Monday, June 09, 2008

Painful Lessons

Friday's record closing price for oil of $138 and change put paid to any hopes that last week's average retail gasoline price of $3.98/gallon would turn out to be the high-water mark for this summer, as the price around Memorial Day has been in some previous years. As stressful as the reality of $4 gasoline is on the economy and on individuals, though, there are good reasons not to panic. Hoarding by consumers or attempts by government to moderate prices could make the situation even worse, as we experienced in the previous energy crisis. Although we rarely think of it in such terms, reliable supply generally trumps low prices.
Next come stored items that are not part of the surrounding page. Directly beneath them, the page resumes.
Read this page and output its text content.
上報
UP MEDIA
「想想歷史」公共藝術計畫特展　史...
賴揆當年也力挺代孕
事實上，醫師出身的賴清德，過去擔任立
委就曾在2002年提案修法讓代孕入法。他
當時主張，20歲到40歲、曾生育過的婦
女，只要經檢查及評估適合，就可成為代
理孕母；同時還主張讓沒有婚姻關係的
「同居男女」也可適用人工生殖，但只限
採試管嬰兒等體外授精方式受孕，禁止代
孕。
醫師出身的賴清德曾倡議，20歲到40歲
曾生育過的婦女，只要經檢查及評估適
After a long stretch in which the price of gasoline consistently lagged the rate of consumer price inflation, it is now leading the CPI higher along with food-price inflation, which also includes a significant energy-related component. In June 2006 the average retail price of gasoline was $2.85/gal. If it had only increased as fast as overall CPI inflation--ignoring its impact on same--we would now be paying $3.04/gal. That's about what the price would be if gasoline had inflated steadily with the CPI since 1981, when it averaged $1.38/gal. We're just beginning to see the adjustments consumers must make to accommodate this sudden shift in gasoline's share of household expenses, in the absence of ready cash from home-equity loans. If these conditions persist, we will eventually learn what they mean for the value of real estate in outer suburbs that benefited from the rise of long-distance commuting.
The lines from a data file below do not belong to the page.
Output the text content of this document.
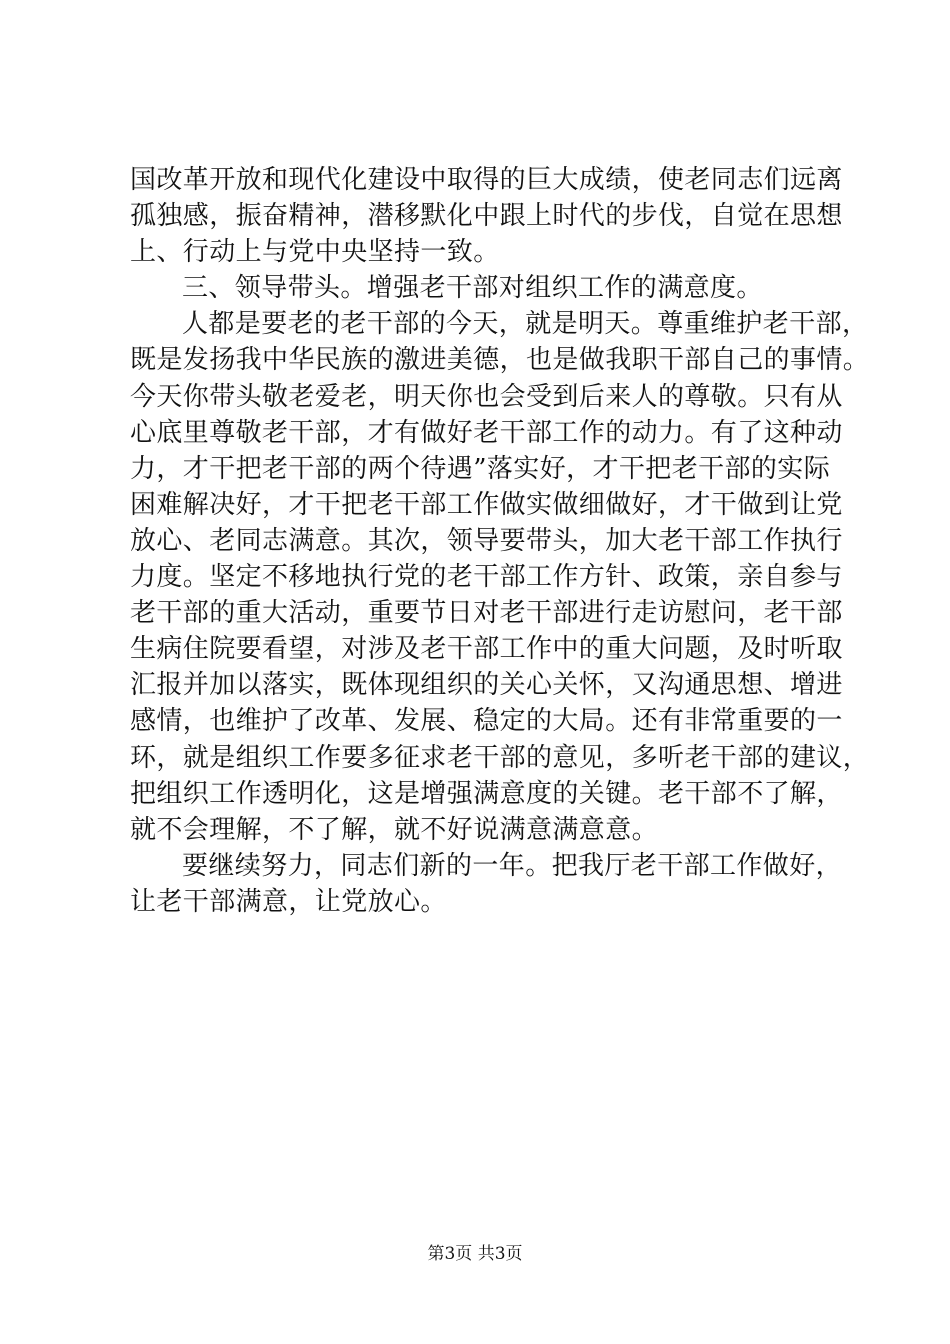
国改革开放和现代化建设中取得的巨大成绩，使老同志们远离
孤独感，振奋精神，潜移默化中跟上时代的步伐，自觉在思想
上、行动上与党中央坚持一致。
三、领导带头。增强老干部对组织工作的满意度。
人都是要老的老干部的今天，就是明天。尊重维护老干部，
既是发扬我中华民族的激进美德，也是做我职干部自己的事情。
今天你带头敬老爱老，明天你也会受到后来人的尊敬。只有从
心底里尊敬老干部，才有做好老干部工作的动力。有了这种动
力，才干把老干部的两个待遇”落实好，才干把老干部的实际
困难解决好，才干把老干部工作做实做细做好，才干做到让党
放心、老同志满意。其次，领导要带头，加大老干部工作执行
力度。坚定不移地执行党的老干部工作方针、政策，亲自参与
老干部的重大活动，重要节日对老干部进行走访慰问，老干部
生病住院要看望，对涉及老干部工作中的重大问题，及时听取
汇报并加以落实，既体现组织的关心关怀，又沟通思想、增进
感情，也维护了改革、发展、稳定的大局。还有非常重要的一
环，就是组织工作要多征求老干部的意见，多听老干部的建议，
把组织工作透明化，这是增强满意度的关键。老干部不了解，
就不会理解，不了解，就不好说满意满意意。
要继续努力，同志们新的一年。把我厅老干部工作做好，
让老干部满意，让党放心。
第3页 共3页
Whatever the contribution of speculation to high oil prices--the number one cocktail-party-and-dinner question I am asked, these days--or the role of the weakening dollar, we mustn't forget that oil wouldn't be an attractive investment for commodity speculators and dollar-hedgers without the ongoing collision between global constraints on expanding its output and the rapid growth of demand from the economies of Asia and the Middle East. It would be counterproductive at this point for our government to implement policies that resulted in further increases in demand or reduced supply. Gas tax relief at the pump or a windfall profits tax on oil companies might mollify consumers and voters, but they would ultimately make markets even tighter. So would any quick reversal of the apparent trend by consumers to keep less fuel in their gas tanks.

It might seem odd to look for good news in this situation, but compared to the late 1970s, things could be worse. Gasoline inventories are still at reasonable levels in terms of the number of days of supply they represent. As a result, the only gas lines we've seen were the result of consumers capitalizing on a lag in price increases at stations serving the New Jersey Turnpike. As painful as rationing supply by price has become in this case, it works better than price controls or odd-even refueling restrictions. That's worth remembering in this election year.